Wie funktioniert die Hitzeschock-Transformation?

Was genau passiert, wenn kompetente Zellen wie DH5ɑ mit vorhandener DNA einem Hitzeschock unterzogen werden? Wie kommt die DNA in die Zellen?

Insbesondere, warum sind all die Schritte notwendig? Was ist, wenn Sie direkt nach dem Hinzufügen von DNA einen Hitzeschock bekommen? Was ist, wenn Sie nach einem Hitzeschock nicht auf Eis legen? Was bewirkt das Calciumchlorid? Was passiert eigentlich, wenn Zellen „kompetent“ sind? Was bestimmt die Transformationseffizienz (abgesehen von offensichtlichen Dingen wie der Menge an DNA oder Zellen)?

Um zu verdeutlichen, wovon ich spreche, verwende ich ein Protokoll wie das folgende:

1. Nehmen Sie die Zellen aus -80 ° C und tauen Sie sie 5 Minuten lang auf Eis auf.
2. Fügen Sie 1 ul (~500 ng) Plasmid-DNA zu 50 ul Zellen hinzu, mischen Sie vorsichtig mit der Pipettenspitze.
3. 30 min auf Eis lassen.
4. 45 Sek. in 42C Wasserbad geben.
5. 10 min auf Eis stellen.
6. Füge 950 ul LB hinzu, stelle 1 Stunde lang auf 37°C.
7. 300 µl der Kultur auf LB-Agarplatten mit entsprechender Selektion ausstreichen.
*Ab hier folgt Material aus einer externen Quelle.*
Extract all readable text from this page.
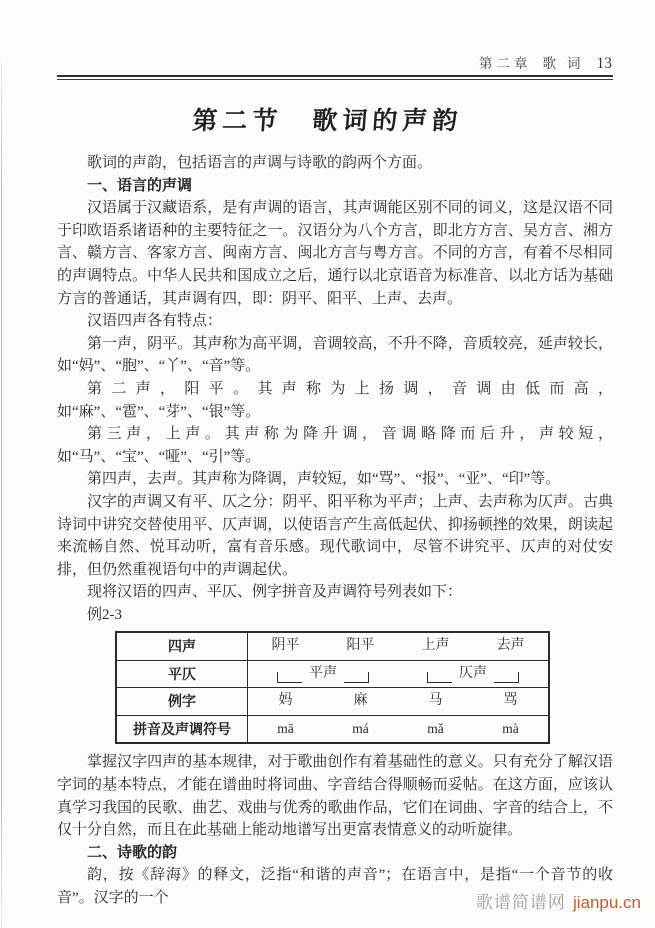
第二章 歌 词 13
第二节　歌词的声韵

歌词的声韵，包括语言的声调与诗歌的韵两个方面。

一、语言的声调

汉语属于汉藏语系，是有声调的语言，其声调能区别不同的词义，这是汉语不同于印欧语系诸语种的主要特征之一。汉语分为八个方言，即北方方言、吴方言、湘方言、赣方言、客家方言、闽南方言、闽北方言与粤方言。不同的方言，有着不尽相同的声调特点。中华人民共和国成立之后，通行以北京语音为标准音、以北方话为基础方言的普通话，其声调有四，即：阴平、阳平、上声、去声。

汉语四声各有特点：

第一声，阴平。其声称为高平调，音调较高，不升不降，音质较亮，延声较长，如“妈”、“胞”、“丫”、“音”等。

第二声，阳平。其声称为上扬调，音调由低而高，如“麻”、“雹”、“芽”、“银”等。

第三声，上声。其声称为降升调，音调略降而后升，声较短，如“马”、“宝”、“哑”、“引”等。

第四声，去声。其声称为降调，声较短，如“骂”、“报”、“亚”、“印”等。

汉字的声调又有平、仄之分：阴平、阳平称为平声；上声、去声称为仄声。古典诗词中讲究交替使用平、仄声调，以使语言产生高低起伏、抑扬顿挫的效果，朗读起来流畅自然、悦耳动听，富有音乐感。现代歌词中，尽管不讲究平、仄声的对仗安排，但仍然重视语句中的声调起伏。

现将汉语的四声、平仄、例字拼音及声调符号列表如下：

例2-3

四声	阴平	阳平	上声	去声
平仄	平声	仄声
例字	妈	麻	马	骂
拼音及声调符号	mā	má	mǎ	mà

掌握汉字四声的基本规律，对于歌曲创作有着基础性的意义。只有充分了解汉语字词的基本特点，才能在谱曲时将词曲、字音结合得顺畅而妥帖。在这方面，应该认真学习我国的民歌、曲艺、戏曲与优秀的歌曲作品，它们在词曲、字音的结合上，不仅十分自然，而且在此基础上能动地谱写出更富表情意义的动听旋律。

二、诗歌的韵

韵，按《辞海》的释文，泛指“和谐的声音”；在语言中，是指“一个音节的收音”。汉字的一个	歌谱简谱网 jianpu.cn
Ich bekomme normalerweise Tausende von Kolonien daraus (tatsächlich ist oft eine Verdünnung von 1:10 oder 1:100 erforderlich, damit ich tatsächlich isolierte Kolonien bekommen kann). Selbst wenn ich den Auswuchs überspringe, bekomme ich immer noch Hunderte.

Ich habe nicht mein kompetentes Zellprotokoll, aber im Grunde verwende ich das eine Rubidiumchlorid, das jeder verwendet: DH5ɑ-Zellen werden mit einigen Puffern gewaschen, in einer Lösung mit CaCl2 und RbCl suspendiert und dann in flüssigem Stickstoff eingefroren. Ich habe nie wirklich gemessen, aber normalerweise ist die Konzentration der Zellen in den gefrorenen Aliquots etwa 10-mal so hoch wie bei einer Flüssigkultur über Nacht (sie werden heruntergeschleudert und in einem kleinen Volumen resuspendiert).